Why did the North Vietnamese fight so hard to reunite North and South Viet Nam?

by SmartPistolMk7

I begin by saying that of course, the greatest tragedy of the Korean and Vietnam (Indochinese) Wars were 3 and 3-5 million people slaughtered in the fighting.

However, an OCD part of me has always found something uniquely tragic about the fact that Korea, despite being a recognizably unified nation situated on the Korean peninsula for more than a millenia before the Korean War, ultimately is the nation still divided today, while Viet Nam as we know it today is really a merger between Dai Viet in the north and Champa in the south that was only really completed by the early 1800s. Sure lots of the Champa coast was conquered over hundreds of years, but still, the Southern part of Viet Nam being part of Viet Nam was at the time of the fighting was just barely over a century old, something of a blink in terms of history when we're talking some of the oldest civilizations on earth.

So my question is, why the hell did Ho Chi Minh and co. care so much about taking South Viet Nam when, unlike in Korea, it wasn't a millenia-old integral piece of the nation, but really something more of a modern addition to the state?

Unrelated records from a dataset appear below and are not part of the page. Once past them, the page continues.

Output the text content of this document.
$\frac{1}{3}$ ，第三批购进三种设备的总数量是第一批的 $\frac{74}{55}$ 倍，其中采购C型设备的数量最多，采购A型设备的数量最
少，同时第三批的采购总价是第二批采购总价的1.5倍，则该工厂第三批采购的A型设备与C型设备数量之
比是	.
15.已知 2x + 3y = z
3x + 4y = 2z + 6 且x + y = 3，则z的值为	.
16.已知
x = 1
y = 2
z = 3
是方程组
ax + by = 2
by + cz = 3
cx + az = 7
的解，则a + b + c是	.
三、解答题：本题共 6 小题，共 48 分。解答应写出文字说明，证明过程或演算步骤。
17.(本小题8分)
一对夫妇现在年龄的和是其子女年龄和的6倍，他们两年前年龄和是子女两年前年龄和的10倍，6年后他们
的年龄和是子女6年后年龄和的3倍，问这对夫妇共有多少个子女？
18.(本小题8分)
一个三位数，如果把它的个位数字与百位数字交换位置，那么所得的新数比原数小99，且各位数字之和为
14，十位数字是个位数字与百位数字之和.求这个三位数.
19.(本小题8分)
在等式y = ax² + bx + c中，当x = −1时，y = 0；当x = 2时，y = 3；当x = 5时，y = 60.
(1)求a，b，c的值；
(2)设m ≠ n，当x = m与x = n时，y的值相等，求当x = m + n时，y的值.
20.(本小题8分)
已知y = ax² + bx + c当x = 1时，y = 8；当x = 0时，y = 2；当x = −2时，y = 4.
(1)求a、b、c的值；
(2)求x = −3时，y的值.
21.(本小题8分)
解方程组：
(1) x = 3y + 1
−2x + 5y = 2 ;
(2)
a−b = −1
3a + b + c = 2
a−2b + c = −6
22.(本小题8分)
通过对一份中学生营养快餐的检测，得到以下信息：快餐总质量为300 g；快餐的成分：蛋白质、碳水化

Was it because Ho didn't want North Viet Nam reduced to a Chinese satellite? Was there some issue of national pride?

I mean I figure these were partial reasons, but I guess what I'm asking is: given that Champa had its own separate history and culture closer tied to India than China for so long before the 19th century, why did Ho consider South Viet Nam, "Vietnamese-enough" to fight such a bloody war over it with the US?

Justin_123456

As a supplemental question, could someone discuss the relations between North Vietnam and the (southern) National Liberation Front? How did their war aims differ, or shift over the course of the conflict?

How was the surviving NLF leadership integrated (or not) into the government of a reunited Vietnam after the conflict?